To Tap (Trees) or Not to Tap

That has been my burning question for the past three weeks.

This winter has had such up and down weather I could have put taps in my maple trees any month since December.  Now that it's tapping time according to the calendar, I'm wondering what this year's sap run will be like, and if I even want to tap.  I have plenty of syrup left from the 2011 season.  I don't need to tap in order to have enough syrup for this year. 

However, that part of me that got bit by the syruping bug two years ago wants to tap. 

Then, the realistic part of me speaks up again and says "Yeah, but it's a lot of work, and will you have time to do it right?  Besides, you still don't have a real set-up for boiling off.  Do you really want to use the turkey fryer again?" 

Then the addicted part of me counters "But it's tapping time.  And what if next year is a really bad year?  Then I'll wish I had made syrup in 2012."

I decided maybe I'd just tap a few trees.  Enough to make a little bit of syrup this year, but not the whole 14 taps I had in last year.  Five or six sounded like a good number.


So,in late February I started saving up milk jugs as we emptied them, washing them out well and trying to amass enough to hang on trees when the prolonged weather forecast said it was going to be perfect weather for tapping.  Tapping in this part of Michigan usually happens in late February or early March.

Then we got a cold snap, and the high temp for several days was not above thirty degrees.  Then it warmed up, straight to fifty degrees yesterday.  Today it's supposed to hit 65 (and it feels like it will).  The buds on the maple trees are looking pretty swollen.
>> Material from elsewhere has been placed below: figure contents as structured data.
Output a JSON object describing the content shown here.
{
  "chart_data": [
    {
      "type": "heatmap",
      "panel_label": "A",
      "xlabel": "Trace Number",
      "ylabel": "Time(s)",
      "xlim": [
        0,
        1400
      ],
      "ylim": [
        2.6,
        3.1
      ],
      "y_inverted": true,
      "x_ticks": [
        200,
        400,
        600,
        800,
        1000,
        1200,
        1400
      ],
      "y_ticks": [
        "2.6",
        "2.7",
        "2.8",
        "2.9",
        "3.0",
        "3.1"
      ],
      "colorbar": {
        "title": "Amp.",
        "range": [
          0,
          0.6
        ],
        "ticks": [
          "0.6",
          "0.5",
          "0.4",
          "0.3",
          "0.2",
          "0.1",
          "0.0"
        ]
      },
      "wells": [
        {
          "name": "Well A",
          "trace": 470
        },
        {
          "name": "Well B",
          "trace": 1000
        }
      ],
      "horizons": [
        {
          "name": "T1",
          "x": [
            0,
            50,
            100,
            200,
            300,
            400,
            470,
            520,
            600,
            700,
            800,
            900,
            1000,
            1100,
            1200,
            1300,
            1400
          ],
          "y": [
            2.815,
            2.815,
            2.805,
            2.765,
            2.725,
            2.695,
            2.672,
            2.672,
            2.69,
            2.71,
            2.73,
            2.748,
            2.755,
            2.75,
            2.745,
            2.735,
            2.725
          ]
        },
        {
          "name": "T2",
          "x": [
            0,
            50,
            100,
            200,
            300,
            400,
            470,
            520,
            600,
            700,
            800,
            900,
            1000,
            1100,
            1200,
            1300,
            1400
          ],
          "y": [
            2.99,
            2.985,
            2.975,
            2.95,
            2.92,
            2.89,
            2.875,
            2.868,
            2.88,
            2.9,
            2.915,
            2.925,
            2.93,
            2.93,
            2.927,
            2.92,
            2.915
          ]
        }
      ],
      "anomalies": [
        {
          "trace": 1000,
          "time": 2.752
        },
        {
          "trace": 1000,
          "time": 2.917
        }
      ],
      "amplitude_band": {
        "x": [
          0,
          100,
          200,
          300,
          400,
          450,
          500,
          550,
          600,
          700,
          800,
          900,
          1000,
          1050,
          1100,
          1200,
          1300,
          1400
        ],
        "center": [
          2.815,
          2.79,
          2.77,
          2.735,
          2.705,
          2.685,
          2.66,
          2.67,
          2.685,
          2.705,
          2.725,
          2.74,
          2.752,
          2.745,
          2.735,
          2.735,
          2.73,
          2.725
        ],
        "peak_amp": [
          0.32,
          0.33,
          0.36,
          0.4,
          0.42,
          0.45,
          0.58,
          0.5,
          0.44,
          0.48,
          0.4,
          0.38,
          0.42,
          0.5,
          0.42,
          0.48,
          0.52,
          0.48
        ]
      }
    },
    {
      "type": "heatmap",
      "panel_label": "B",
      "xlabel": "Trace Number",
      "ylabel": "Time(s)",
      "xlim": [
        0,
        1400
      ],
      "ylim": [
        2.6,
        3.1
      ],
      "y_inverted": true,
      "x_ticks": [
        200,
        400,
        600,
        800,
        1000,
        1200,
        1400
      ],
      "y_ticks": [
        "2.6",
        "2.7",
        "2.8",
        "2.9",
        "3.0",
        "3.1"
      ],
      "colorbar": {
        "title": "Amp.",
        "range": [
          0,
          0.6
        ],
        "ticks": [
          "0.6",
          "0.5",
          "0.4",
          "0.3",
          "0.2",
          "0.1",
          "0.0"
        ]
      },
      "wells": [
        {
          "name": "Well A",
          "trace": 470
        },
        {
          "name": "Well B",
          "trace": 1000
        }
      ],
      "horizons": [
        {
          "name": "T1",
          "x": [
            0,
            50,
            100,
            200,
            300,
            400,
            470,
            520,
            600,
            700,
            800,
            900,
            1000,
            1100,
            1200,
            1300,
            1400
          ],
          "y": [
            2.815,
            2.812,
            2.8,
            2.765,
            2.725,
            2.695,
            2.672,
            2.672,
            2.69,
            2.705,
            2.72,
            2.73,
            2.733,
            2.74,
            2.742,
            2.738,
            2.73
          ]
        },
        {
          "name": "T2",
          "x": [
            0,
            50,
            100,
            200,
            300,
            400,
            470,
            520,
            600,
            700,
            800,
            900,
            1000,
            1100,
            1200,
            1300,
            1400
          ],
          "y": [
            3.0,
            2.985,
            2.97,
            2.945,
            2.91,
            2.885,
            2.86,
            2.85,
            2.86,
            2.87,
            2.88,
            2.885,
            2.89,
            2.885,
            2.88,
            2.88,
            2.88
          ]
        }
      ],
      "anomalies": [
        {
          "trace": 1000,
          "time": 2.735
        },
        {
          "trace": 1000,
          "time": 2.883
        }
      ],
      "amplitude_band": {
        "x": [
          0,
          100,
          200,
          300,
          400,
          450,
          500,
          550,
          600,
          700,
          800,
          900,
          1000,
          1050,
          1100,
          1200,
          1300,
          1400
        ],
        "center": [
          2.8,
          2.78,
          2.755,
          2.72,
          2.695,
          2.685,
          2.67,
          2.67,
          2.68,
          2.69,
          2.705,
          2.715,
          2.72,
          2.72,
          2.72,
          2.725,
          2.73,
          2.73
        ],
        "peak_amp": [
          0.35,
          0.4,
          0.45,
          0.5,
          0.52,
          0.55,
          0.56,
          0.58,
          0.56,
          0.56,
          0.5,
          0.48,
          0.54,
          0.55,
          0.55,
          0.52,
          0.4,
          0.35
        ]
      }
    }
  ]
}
I might not have to decide whether or not to tap trees.  Looks like our forecast has only three days with nights close to or below freezing in the next 10 days.  The trees might be too far budded out after this afternoon to even mess with setting taps to get 2-3 days of sap before the temps get too warm again and the trees burst their buds.  Apparently I should have set taps on those warm days in January and not worried about the trees being too healed by the end of February to get sap during the traditional tapping time.